Die Verlagsgruppe Georg von Holtzbrink, zu der auch das „Handelsblatt“ und die „Zeit“ gehören, will sich von dem Berliner Zeitungshaus aus kartellrechtlichen Gründen trennen. Zum Berliner Verlag mit seinen 400 Mitarbeitern gehören ferner der „Berliner Kurier“ sowie das Stadtmagazin „tip“. Das Unternehmen schreibt solide Gewinne.

Gegen den Einstieg von Montgomery beim Berliner Verlag regt sich seit einigen Tagen massiver Widerstand. Der Chefredakteur der „Berliner Zeitung“, Uwe Vorkötter, befürchtet, dass durch die Mecom-Gruppe das journalistische Angebot und Profil der Tageszeitung zerstört wird. Der Betriebsrat sowie Mitarbeiter rechnen ferner damit, dass die neuen Investoren das Printhaus zerschlagen, um schnell die Rendite zu steigern.

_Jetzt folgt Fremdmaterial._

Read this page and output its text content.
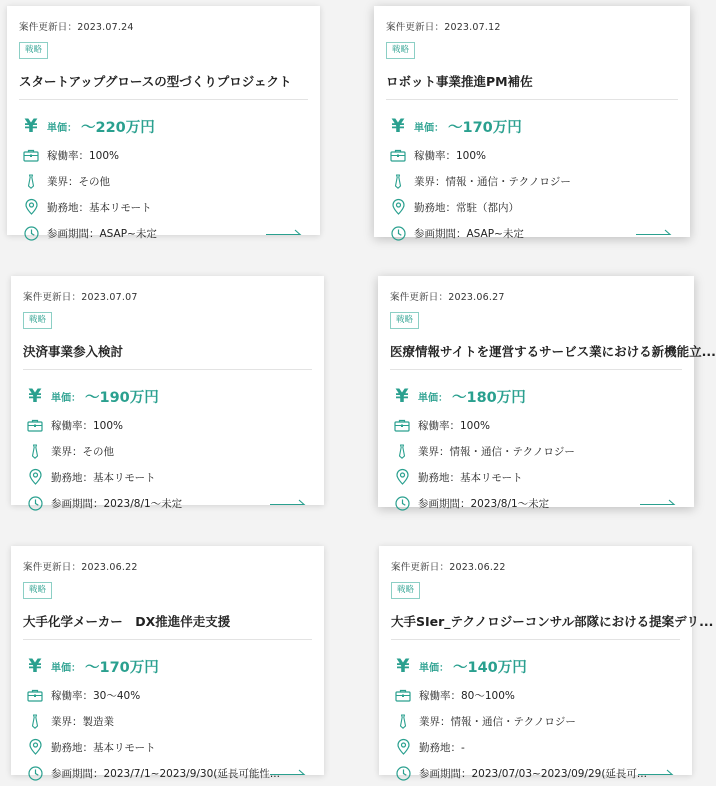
案件更新日：2023.07.24
戦略
スタートアップグロースの型づくりプロジェクト
¥ 単価： 〜220万円
稼働率：100%
業界：その他
勤務地：基本リモート
参画期間：ASAP~未定
案件更新日：2023.07.12
戦略
ロボット事業推進PM補佐
¥ 単価： 〜170万円
稼働率：100%
業界：情報・通信・テクノロジー
勤務地：常駐（都内）
参画期間：ASAP~未定
案件更新日：2023.07.07
戦略
決済事業参入検討
¥ 単価： 〜190万円
稼働率：100%
業界：その他
勤務地：基本リモート
参画期間：2023/8/1〜未定
案件更新日：2023.06.27
戦略
医療情報サイトを運営するサービス業における新機能立...
¥ 単価： 〜180万円
稼働率：100%
業界：情報・通信・テクノロジー
勤務地：基本リモート
参画期間：2023/8/1〜未定
案件更新日：2023.06.22
戦略
大手化学メーカー　DX推進伴走支援
¥ 単価： 〜170万円
稼働率：30〜40%
業界：製造業
勤務地：基本リモート
参画期間：2023/7/1~2023/9/30(延長可能性...
案件更新日：2023.06.22
戦略
大手SIer_テクノロジーコンサル部隊における提案デリ...
¥ 単価： 〜140万円
稼働率：80〜100%
業界：情報・通信・テクノロジー
勤務地：-
参画期間：2023/07/03~2023/09/29(延長可...
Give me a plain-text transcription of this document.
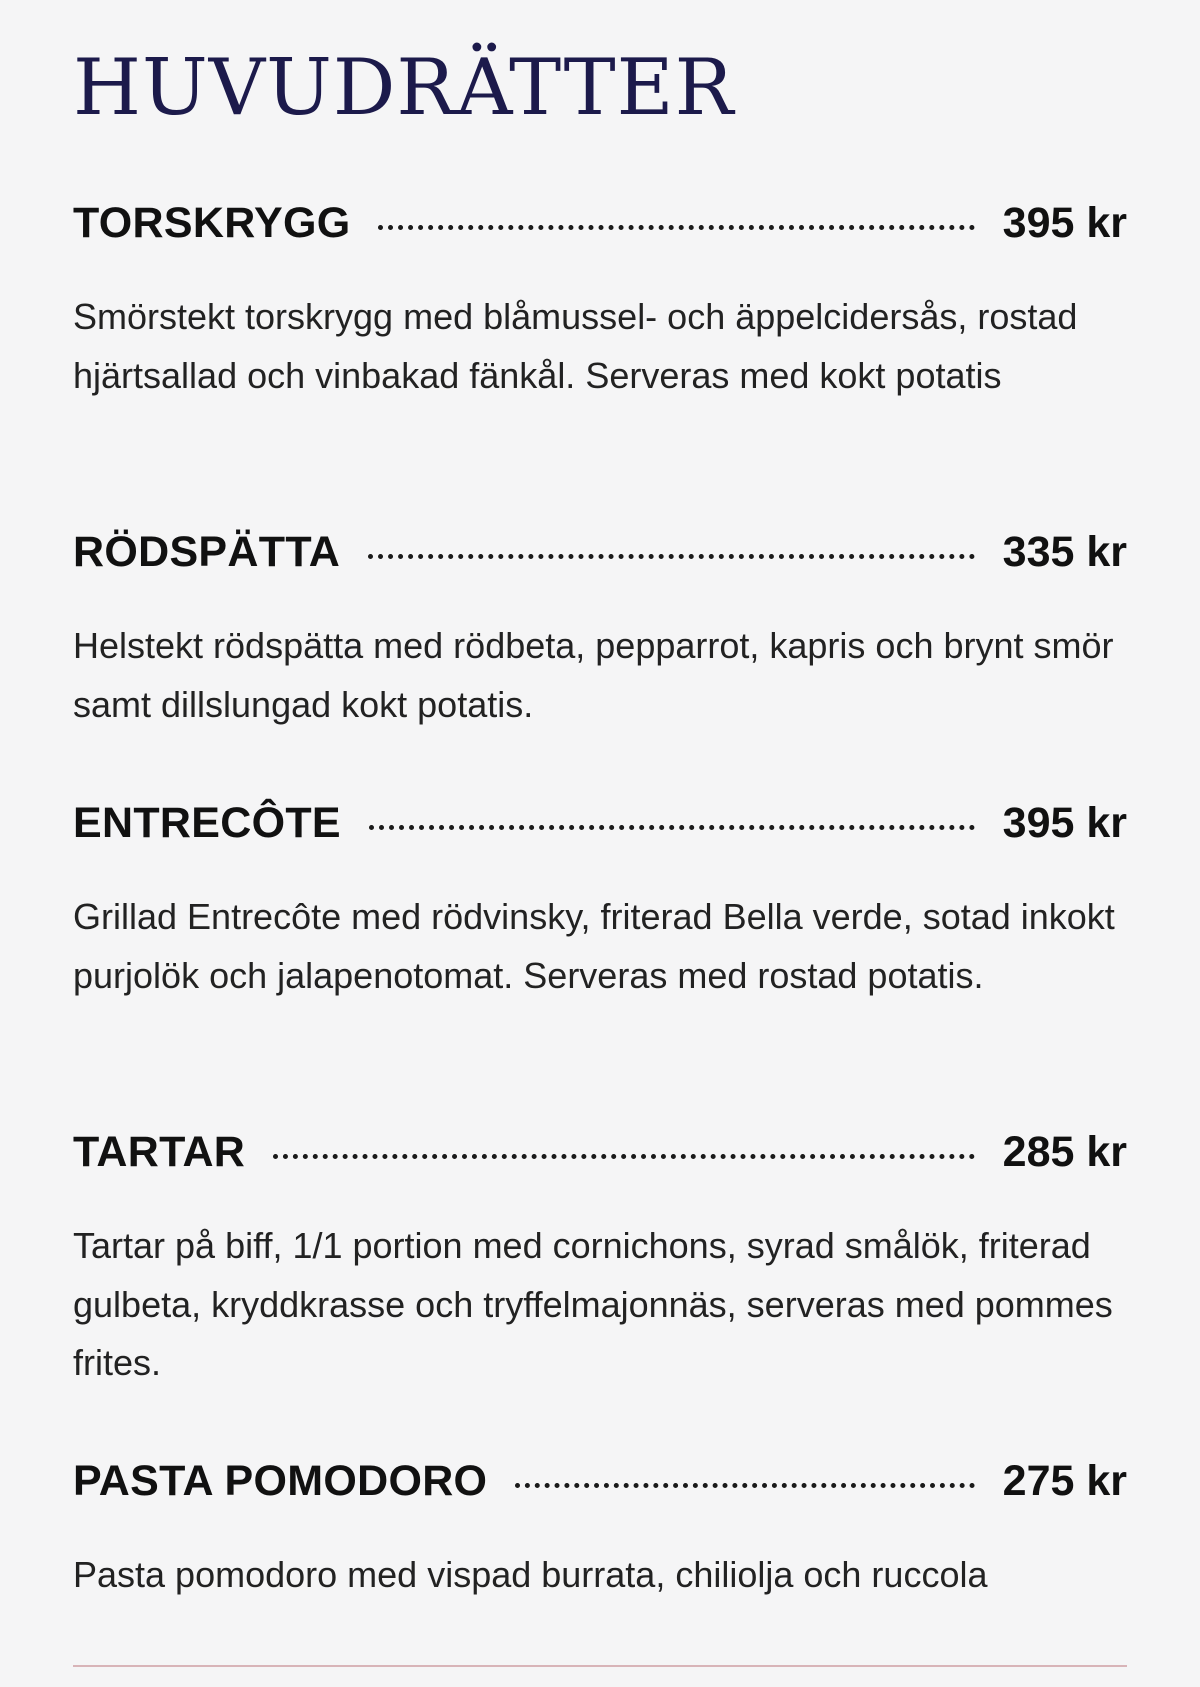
HUVUDRÄTTER
TORSKRYGG	395 kr

Smörstekt torskrygg med blåmussel- och äppelcidersås, rostad hjärtsallad och vinbakad fänkål. Serveras med kokt potatis

RÖDSPÄTTA	335 kr

Helstekt rödspätta med rödbeta, pepparrot, kapris och brynt smör samt dillslungad kokt potatis.

ENTRECÔTE	395 kr

Grillad Entrecôte med rödvinsky, friterad Bella verde, sotad inkokt purjolök och jalapenotomat. Serveras med rostad potatis.

TARTAR	285 kr

Tartar på biff, 1/1 portion med cornichons, syrad smålök, friterad gulbeta, kryddkrasse och tryffelmajonnäs, serveras med pommes frites.

PASTA POMODORO	275 kr

Pasta pomodoro med vispad burrata, chiliolja och ruccola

Sie hatten deswegen am Donnerstag in Frankfurt demonstriert.

Den Widerstand gegen die Mecom-Gruppe hat sich hingegen der Kölner DuMontVerlag („Kölner Stadt–Anzeiger“, „Express“) zunutze gemacht. Das traditionsreiche Verlagshaus legte laut Medienberichten vergangene Woche ein Gegenangebot vor. DuMont versicherte, dass man die hohe journalistische Qualität des Berliner Zeitungshauses weiter verfolge und hoffe, dass das Angebot angesichts der aktuellen öffentlichen Situation berücksichtigt werde.

Doch das Kölner Verlagshaus dürfte kaum zum Zuge kommen. Denn das Angebot für den Berliner Verlag sei zu spät eingegangen, „die anderen waren etwas früher dran“, versicherte Holtzbrinck-Geschäftsführer Michael Grabner der „Welt“.

Dennoch appellierte Kulturstaatsministerin Christina Weiss am Wochenende an die Verantwortung der Stuttgarter Verlagsgruppe: „Es geht hier nicht um eine rein wirtschaftliche, allein dem Finanzmarkt zu überlassende Transaktion. Vielmehr berührt die Zukunft des Berliner Verlags und seiner Publikationen die öffentliche Kommunikation und die Zeitungskultur in Deutschland“, sagte Weiss am Rande der Frankfurter Buchmesse.

Eine Sprecherin der Verlagsgruppe Georg von Holtzbrinck wollte hierzu keinen Kommentar abgegeben. DuMont war am Wochenende für eine Stellungnahme nicht zu erreichen.